The money is no longer trickling through the shadows: since the Supreme Court’s 2018 ruling, Americans have legally bet $668,603,360,342 on sports.

That number captures more than a booming pastime. It marks one of the fastest expansions of legal gambling in modern U.S. business, turning what was once restricted to a handful of places into a state-by-state revenue engine. Reports indicate states have collected more than $12 billion in tax revenue as lawmakers embraced legal sportsbooks and the public followed with extraordinary speed.

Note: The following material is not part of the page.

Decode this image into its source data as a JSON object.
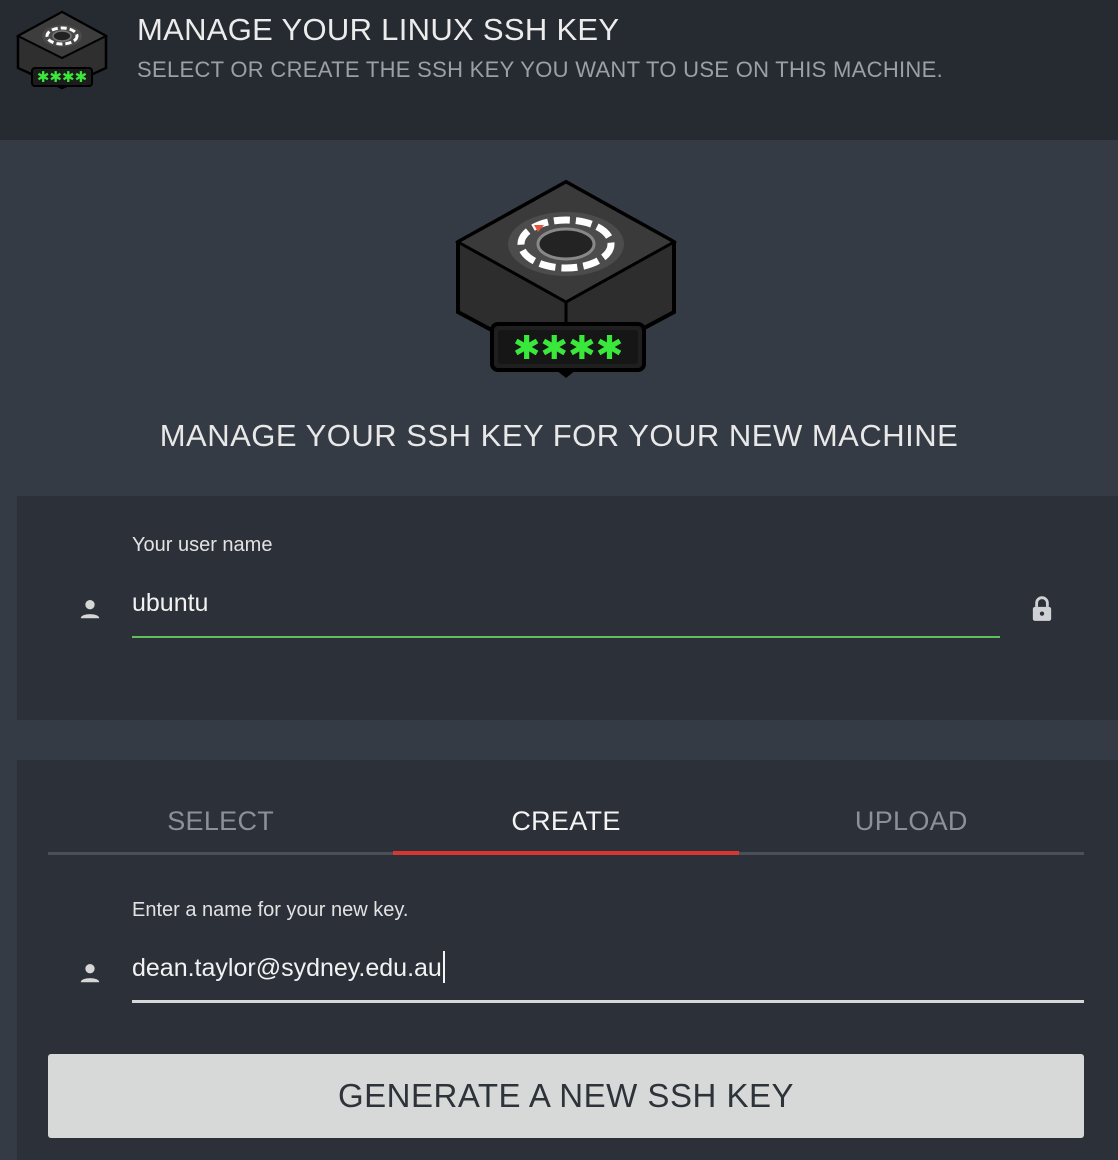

The headline figure shows how quickly legal sports betting moved from a policy fight to a major source of consumer spending and state tax revenue.

Key Facts

  • Legal sports betting handle has reached $668.6 billion since the 2018 Supreme Court ruling.
  • States have collected more than $12 billion in tax revenue from sports betting.
  • The market expanded after the court cleared the way for states to legalize wagering.
  • The surge places sports betting among the most rapidly scaled legal gambling sectors in the U.S.

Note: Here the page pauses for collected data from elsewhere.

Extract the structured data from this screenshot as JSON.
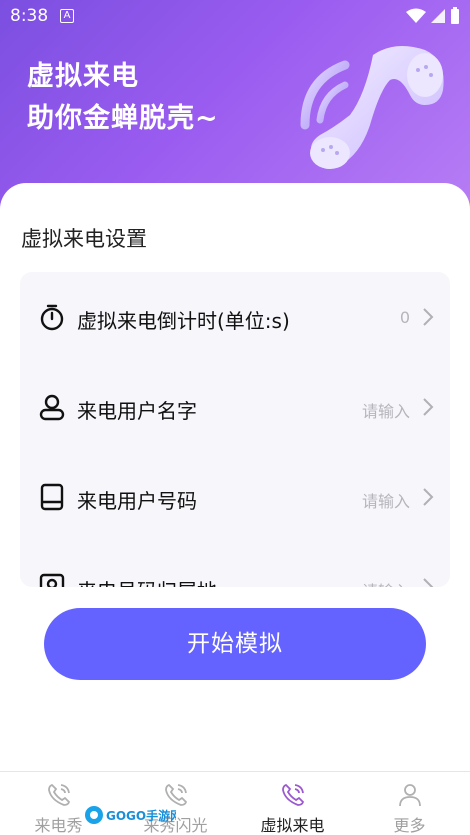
{
  "status_bar": {
    "time": "8:38",
    "badge": "A"
  },
  "hero": {
    "line1": "虚拟来电",
    "line2": "助你金蝉脱壳~"
  },
  "section_title": "虚拟来电设置",
  "settings": [
    {
      "label": "虚拟来电倒计时(单位:s)",
      "value": "0",
      "icon": "timer-icon"
    },
    {
      "label": "来电用户名字",
      "value": "请输入",
      "icon": "user-icon"
    },
    {
      "label": "来电用户号码",
      "value": "请输入",
      "icon": "phone-device-icon"
    },
    {
      "label": "来电号码归属地",
      "value": "请输入",
      "icon": "location-card-icon"
    }
  ],
  "start_button": "开始模拟",
  "nav": [
    {
      "label": "来电秀",
      "icon": "phone-ring-icon",
      "active": false
    },
    {
      "label": "来秀闪光",
      "icon": "phone-ring-icon",
      "active": false
    },
    {
      "label": "虚拟来电",
      "icon": "phone-ring-icon",
      "active": true
    },
    {
      "label": "更多",
      "icon": "person-icon",
      "active": false
    }
  ],
  "watermark": "GOGO手游网",
  "colors": {
    "accent": "#6563ff",
    "hero_start": "#7b4fe0",
    "hero_end": "#b77df5",
    "active_icon": "#9b59d0"
  }
}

The business impact reaches far beyond casino operators. Sportsbooks, media companies, tech platforms, and state governments all now sit inside an ecosystem built on legal wagering. The appeal looks simple: states gain a new tax stream, companies gain access to a large and engaged customer base, and bettors gain legal, regulated options that were unavailable in much of the country before the ruling.

Still, the size of the market raises harder questions alongside the revenue totals. As more money flows into legal betting, scrutiny often follows over consumer protections, advertising pressure, and how states balance fiscal gains with social costs. The raw handle figure does not show who won or lost, but it does show how deeply sports wagering has moved into the mainstream economy.

What comes next matters because this market still has room to evolve. More states may refine their rules, tax structures could shift, and competition for bettors will likely intensify. For policymakers and businesses alike, the central issue now is no longer whether legal sports betting arrived — it is how far it will spread, and at what cost or benefit to the public.